My mother and father—in all, eight people in my family—died. I was the only one in my family left. My mother had a high fever all day. She was crying for water, and clawing at her throat. Then, she let out a roar like a lion, and died before my eyes. Altoget
her, three hundred eighty people in the village died. At times, as many as twenty people died in one day.
As soon as the first people started dying, Japanese came into the village wearing protective clothing and masks. The went around the village for three days, giving injections to the people. They administered two shots, one to the arm and one to the chest. Some of the people who got these shots also died.
The Japanese researchers took over a house on top of a hill about a kilometer away from the attack area to use as a vivisection laboratory. Another plague attack survivor, Qian Tangjiang, gave his account of the biological warfare experiment: "We were told that if we went to Rin's house at the top of the hill, we would get treated. My friend told me that his wife went to the house for treatment, and later was seen strapped to a table with her body split open. Her feet were still moving; there's no doubt that she was dissected alive."

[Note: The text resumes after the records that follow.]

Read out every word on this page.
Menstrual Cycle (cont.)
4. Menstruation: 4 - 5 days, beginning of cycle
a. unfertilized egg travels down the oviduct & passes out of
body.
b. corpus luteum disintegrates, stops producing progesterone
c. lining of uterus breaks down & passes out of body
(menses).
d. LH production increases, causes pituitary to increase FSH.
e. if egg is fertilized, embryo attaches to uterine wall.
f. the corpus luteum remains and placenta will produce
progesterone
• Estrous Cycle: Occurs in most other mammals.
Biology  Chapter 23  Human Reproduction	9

A woman of the village, Wang Julian, also discussed the plague attack: "Five members of my family died. My mother and father both suffered from swollen lymph nodes, then a high fever. They died in agony. I was taken to Rin's house, also, and I was there for two days. Then, the next day, the Japanese went into the village again, and I ran away. The villagers gave me herbal medicines, and in time my fever went down and I lived through it."